O poema é um deus dançando jazz na algibeira do meu delírio.
*
Vortéx
Com audácia
manejar
os gumes da fala
em êxtase
no deserto da lauda
exaurir o sangue
signos em agudo auge
incansável navalha
na retina, exato entalhe
Tensionar a entranha
instaurar o arremate
dar de comer ao verbo
a própria carne
o corpo doado
à tudo o que for delírio,
demolição
este talento obscuro
infernal júbilo
labuta e consumição
*
Garimpo
Que teus lábios busquem sem cessar
em minhas densas e voluptuosas cavernas
o doce luminescente minério
o precioso mel de Vênus nascendo
de um ventre cravejado de beijos
*
Lince
amor sulcado de cólera
energia escura das pedras
anjo e víscera
avança, destroça
a língua aguça
o corpo epilético
da selva
caninos celebram
áurea miséria da carne
buquê de carcaças
*
Lavra
Uma semântica brutal habita meus lábios
a ferocidade das sílabas
pássaros apunhalando as papilas
Uma dança caudalosa, fulva
rumor de ossos
voltagem de vísceras
Estendo os dedos, queimados
uma língua incendiando
os livros que escrevo
*
Talho
salamandras no cio
arranham
as ancas de minha esquizoidia
línguas negras de argila
os hematomas são drusas
ultrametistas
verso violáceo metamorfoseado
na carne da Carmen de Godard
sal, suor, sangue, gritos
agora eu cheiro a feromônio de raflésia
eis o início de um grande amor:
carniça
**
Anna Apolinário (João Pessoa, 1986) Poeta, organizadora do Sarau Selváticas, de autoria feminina, integrante do elenco das Escritoras Suicidas.

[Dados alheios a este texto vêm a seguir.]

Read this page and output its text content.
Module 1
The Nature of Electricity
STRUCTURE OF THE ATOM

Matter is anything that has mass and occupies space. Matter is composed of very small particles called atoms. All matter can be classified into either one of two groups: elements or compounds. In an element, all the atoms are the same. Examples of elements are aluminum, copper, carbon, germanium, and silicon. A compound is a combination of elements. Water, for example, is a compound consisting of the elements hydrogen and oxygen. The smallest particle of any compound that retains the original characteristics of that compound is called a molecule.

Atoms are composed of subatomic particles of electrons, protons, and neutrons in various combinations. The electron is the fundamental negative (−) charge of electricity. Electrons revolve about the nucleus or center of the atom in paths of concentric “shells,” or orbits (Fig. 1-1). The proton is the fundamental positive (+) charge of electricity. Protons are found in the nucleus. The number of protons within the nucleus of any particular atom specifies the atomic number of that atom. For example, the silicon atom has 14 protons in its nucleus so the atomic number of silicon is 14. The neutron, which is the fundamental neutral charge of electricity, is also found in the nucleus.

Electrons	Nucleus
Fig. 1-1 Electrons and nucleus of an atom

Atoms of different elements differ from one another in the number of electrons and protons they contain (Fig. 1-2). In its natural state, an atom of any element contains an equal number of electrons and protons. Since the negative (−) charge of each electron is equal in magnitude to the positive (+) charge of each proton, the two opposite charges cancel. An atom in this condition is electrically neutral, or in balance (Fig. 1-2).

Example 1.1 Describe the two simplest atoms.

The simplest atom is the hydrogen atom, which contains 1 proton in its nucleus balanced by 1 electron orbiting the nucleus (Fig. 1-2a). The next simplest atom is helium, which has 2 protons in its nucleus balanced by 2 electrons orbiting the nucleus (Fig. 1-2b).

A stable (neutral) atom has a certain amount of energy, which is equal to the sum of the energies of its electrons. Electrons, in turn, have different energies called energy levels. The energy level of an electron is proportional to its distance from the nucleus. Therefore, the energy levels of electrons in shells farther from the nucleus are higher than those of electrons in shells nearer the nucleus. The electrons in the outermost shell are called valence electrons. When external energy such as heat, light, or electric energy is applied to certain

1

Autora dos livros Solfejo de Eros (CBJE, 2010), Mistrais (Edições Funesc, 2014), Zarabatana (Editora Patuá, 2016) e Magmáticas Medusas (Editora Cintra/ARC Edições, 2018). Participou da Expo Surrealista “100 años no es nada” na Universidad de Costa Rica e Casa de La Cultura, Costa Rica. Tem poemas publicados nas antologias: As mulheres poetas na literatura brasileira, Volume 3 (Org. Rubens Jardim, 2018), Um girassol nos teus cabelos, poemas para Marielle Franco (Quintal Edições & Mulherio das Letras, 2018), Senhoras Obscenas (Editora Patuá, 2019), Sob a Pele da Língua, Breviário Poético Brasileiro (Editora Cintra, ARC Edições, 2019). Autora Integrante da Edição #126 da Agulha Revista de Cultura: Surrealismo e Jovens Poetas Brasileiros I, Edição Comemorativa do Surrealismo (1919-2019).